With a large amount of tasks and a large amount of data, failures are inevitable. Some tasks are going to fail, for whatever reason. It's important that you're able to follow up on them. Celery's documentation states that Celery Flower, an open-source monitoring dashboard for Celery is excellent for this. We found the opposite to be true.

Celery Flower works wonderfully for small loads but fails under heavy workloads. After the workers have processed a certain amount of tasks, it simply crashes when trying to inspect the list of tasks. The same thing happens to the graphs on the "Monitor" page. On top of that, it is also not very stable. We wanted to deploy Github authentication so our entire team could access the dashboard by logging in with their Github account. This feature was simply broken and it required us to submit a patch in order to fix it:

The project is simply out-of-date and not stable enough for production use. We can complain, but in the end, there are people working on this kind of stuff for free. It would be unfair to complain about that.

Instead, we set out to build our own monitoring solution: Celery CloudWatch

Our tool intercepts state changes in tasks and reports the end-results of tasks to AWS CloudWatch.
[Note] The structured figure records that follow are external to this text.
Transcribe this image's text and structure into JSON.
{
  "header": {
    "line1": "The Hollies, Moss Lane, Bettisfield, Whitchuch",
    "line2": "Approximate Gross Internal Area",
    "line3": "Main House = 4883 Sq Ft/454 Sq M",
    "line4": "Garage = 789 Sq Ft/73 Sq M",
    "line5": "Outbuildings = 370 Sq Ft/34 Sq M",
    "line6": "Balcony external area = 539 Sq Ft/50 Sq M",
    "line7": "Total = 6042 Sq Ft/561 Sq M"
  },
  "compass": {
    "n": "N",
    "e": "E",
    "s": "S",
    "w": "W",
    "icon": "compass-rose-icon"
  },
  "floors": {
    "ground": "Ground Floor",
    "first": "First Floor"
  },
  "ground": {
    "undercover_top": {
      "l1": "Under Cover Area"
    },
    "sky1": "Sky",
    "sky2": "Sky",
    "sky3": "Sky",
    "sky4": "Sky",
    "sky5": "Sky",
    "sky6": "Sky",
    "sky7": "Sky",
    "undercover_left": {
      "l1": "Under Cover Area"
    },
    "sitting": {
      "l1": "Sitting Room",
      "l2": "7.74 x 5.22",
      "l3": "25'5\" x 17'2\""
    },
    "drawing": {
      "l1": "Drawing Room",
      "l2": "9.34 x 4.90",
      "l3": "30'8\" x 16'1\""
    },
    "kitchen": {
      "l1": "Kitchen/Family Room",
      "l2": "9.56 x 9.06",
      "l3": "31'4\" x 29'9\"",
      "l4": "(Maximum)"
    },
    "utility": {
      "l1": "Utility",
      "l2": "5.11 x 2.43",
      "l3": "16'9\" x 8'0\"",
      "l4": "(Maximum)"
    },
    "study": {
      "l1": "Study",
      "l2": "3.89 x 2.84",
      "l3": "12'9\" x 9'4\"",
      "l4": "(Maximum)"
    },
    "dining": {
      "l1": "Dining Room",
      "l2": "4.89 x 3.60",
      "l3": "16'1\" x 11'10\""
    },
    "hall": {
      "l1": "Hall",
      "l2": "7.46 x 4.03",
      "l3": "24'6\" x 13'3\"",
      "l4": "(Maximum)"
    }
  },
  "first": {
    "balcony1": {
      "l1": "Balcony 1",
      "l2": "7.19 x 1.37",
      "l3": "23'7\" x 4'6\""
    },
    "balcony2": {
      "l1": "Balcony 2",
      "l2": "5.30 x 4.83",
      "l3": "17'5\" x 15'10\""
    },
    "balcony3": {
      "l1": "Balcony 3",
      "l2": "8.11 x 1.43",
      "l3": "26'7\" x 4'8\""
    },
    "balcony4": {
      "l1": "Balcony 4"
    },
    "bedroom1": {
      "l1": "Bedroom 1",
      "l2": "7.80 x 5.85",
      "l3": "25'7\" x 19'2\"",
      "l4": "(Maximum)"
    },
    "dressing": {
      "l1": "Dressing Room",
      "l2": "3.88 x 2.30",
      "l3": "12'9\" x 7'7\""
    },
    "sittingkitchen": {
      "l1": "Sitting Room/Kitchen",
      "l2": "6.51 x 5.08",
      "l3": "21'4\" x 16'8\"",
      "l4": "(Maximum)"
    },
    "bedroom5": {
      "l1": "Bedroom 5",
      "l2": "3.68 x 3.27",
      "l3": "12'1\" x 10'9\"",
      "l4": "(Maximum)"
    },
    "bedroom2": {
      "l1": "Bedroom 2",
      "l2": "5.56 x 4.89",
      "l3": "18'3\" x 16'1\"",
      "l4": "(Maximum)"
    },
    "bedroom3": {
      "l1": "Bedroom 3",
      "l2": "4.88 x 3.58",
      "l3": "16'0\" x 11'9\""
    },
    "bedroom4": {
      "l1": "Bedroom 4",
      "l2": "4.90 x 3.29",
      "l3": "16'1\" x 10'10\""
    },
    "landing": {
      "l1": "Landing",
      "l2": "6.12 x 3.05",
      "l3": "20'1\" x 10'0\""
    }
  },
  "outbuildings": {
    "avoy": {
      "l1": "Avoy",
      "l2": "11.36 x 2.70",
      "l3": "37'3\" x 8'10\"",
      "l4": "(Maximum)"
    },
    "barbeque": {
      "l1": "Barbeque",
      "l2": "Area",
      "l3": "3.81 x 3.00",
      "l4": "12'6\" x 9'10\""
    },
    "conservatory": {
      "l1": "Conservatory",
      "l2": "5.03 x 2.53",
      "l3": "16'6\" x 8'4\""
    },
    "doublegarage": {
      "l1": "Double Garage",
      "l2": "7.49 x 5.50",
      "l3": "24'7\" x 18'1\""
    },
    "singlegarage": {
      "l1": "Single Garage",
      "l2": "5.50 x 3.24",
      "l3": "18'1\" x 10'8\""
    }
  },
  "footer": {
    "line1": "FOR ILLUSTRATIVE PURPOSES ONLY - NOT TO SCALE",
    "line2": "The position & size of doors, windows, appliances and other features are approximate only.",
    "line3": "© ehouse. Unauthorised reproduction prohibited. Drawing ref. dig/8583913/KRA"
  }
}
This allows us to inspect failed tasks quite easily:

AWS CloudWatch Celery

AWS CloudWatch can store millions of log entries without issue. It also has great options for filtering them and pulling metrics from them. In other words, it scales very well. Our tool Celery CloudWatch pushes the results of tasks to AWS CloudWatch almost instanly. This will also allow us to develop a dashboard on top of AWS CloudWatch.

Oh, and we open-sourced our tool under the very liberal MIT license: https://github.com/SectorLabs/celery-cloudwatch

Automatic retrying of tasks

As said, tasks will fail. Regardless of how robust you think your software is, it's going to fail at some point. It might even fail as a result of an external factor that you can doing nothing about. You should expect failure and deal with it.

One good way to that is to automatically retry tasks when they fail due to certain conditions. Imagine having a task that downloads something from an external source. This could fail due to the external service not being available. These kind of failures are perfectly suited for automatic retrying.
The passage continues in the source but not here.